14/09/2025
Last night, I watched the news and saw it play out all over again. London streets filled with shouting, St. George’s crosses flying, two groups locked in rage.
It scared me.
Not just because of what I saw, but because I’ve been on the receiving end of the far right before. That kind of hatred gets under your skin. It lingers in your body long after the words have been thrown. Seeing those faces again, red with anger, convinced of their righteousness, brought my fear right back.
And yet, I also came across a post that stopped me. Someone shared about an old school friend who had marched in London. He wasn’t there for the grifters or the headlines. He wasn’t waving a St. George’s Cross because, as he put it, that’s been hijacked by racists. He carried a Union Jack. He went because he wanted to feel listened to. Because he wanted to feel proud of his country again.
That struck me. Because beneath the shouting and the anger, isn’t that what so many people are aching for? To be heard. To belong. To feel part of something bigger than themselves.
Fear of danger.
Fear of being silenced.
Fear of losing a way of life.
Fear of being erased.
Fear that nothing holds us together anymore.
Fear, when unheard, calcifies into anger. And anger, unchecked, hardens into division. Division is the soil where hatred grows.
I see this in the therapy room too. Anger is nearly always a shield. Beneath it lies something rawer: fear, pain, shame. When we don’t listen to those softer truths, when we only respond to the surface fire, nothing changes. The cycle just repeats, whether in a family argument or on the streets of a city.
But Britain is more than this.
The St. George’s Cross doesn’t have to be a dividing line. It could be a symbol of solidarity, fairness, and care. Of a country where inclusion is the norm, not the exception. Where people from all backgrounds can belong without being made to feel unsafe, erased, or “other.”
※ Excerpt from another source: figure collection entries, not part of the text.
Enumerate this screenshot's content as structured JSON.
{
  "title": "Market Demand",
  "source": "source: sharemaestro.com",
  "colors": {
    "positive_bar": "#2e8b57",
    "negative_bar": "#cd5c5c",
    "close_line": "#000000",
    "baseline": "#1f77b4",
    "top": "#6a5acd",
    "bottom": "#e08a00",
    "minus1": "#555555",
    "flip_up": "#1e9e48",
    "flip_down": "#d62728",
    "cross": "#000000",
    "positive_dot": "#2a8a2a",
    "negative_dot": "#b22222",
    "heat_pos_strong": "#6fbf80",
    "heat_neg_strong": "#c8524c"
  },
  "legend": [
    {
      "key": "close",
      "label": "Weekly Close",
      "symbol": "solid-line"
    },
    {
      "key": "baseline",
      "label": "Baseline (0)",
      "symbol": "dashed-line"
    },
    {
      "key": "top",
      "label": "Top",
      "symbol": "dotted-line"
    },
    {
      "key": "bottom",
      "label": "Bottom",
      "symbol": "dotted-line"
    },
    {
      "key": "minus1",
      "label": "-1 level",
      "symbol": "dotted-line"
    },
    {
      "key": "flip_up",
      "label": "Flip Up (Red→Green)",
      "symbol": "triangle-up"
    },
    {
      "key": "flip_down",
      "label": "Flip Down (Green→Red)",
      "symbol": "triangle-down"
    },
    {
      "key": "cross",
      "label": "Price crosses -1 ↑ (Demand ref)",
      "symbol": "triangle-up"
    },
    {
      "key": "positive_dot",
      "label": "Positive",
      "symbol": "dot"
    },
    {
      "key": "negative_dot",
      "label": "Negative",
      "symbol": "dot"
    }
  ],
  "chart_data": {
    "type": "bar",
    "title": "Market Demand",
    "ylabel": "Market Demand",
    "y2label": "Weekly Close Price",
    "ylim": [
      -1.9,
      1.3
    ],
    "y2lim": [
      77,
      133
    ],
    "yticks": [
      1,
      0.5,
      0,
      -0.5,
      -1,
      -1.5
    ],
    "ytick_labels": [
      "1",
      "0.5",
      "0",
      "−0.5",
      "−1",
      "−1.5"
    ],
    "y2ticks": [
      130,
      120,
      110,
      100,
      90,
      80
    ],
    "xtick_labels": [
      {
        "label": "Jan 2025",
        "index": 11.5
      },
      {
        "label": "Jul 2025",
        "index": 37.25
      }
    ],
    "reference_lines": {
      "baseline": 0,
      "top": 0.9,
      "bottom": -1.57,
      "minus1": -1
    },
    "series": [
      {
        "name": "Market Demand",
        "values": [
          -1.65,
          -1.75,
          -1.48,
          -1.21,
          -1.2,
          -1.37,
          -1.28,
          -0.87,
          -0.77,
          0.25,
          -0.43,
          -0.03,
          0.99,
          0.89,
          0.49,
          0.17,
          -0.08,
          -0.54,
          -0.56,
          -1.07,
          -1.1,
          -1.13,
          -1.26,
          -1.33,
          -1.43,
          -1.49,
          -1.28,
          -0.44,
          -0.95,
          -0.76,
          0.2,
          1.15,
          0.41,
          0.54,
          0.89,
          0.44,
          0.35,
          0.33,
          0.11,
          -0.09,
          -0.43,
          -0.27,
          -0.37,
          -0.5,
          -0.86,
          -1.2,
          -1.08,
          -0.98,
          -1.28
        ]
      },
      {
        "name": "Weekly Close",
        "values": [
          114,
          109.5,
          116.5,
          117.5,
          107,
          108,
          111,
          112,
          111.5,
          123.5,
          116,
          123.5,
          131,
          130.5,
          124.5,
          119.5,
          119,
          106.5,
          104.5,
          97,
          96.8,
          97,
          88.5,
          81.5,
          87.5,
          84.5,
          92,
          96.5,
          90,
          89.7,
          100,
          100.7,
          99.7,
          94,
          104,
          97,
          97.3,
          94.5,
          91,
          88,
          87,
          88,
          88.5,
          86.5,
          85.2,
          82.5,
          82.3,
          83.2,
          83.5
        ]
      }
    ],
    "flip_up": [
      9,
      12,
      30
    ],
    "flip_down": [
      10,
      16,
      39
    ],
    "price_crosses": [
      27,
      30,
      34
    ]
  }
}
Because this is the Britain I believe in:
• Where courage means standing alongside those most at risk, not shouting at them across the street.
• Where community means looking out for each other, not pulling up the drawbridge.
• Where we dare to listen, even when it’s uncomfortable.
When we reduce each other to labels—“illegals,” “lefties,” “racists,” “fascists”—we strip away the humanity that might allow us to understand. And in that stripping away, no one learns, no one grows. The cycle continues, and the system that feeds on our division wins.
The call now isn’t to shout louder. It’s to listen deeper. To the fear beneath the anger. To the longing for belonging. To ourselves. To each other.
Because real patriotism isn’t about flags or shouting matches, it’s about creating a country where no one has to live in fear of who they are, and everyone has something worth being proud of.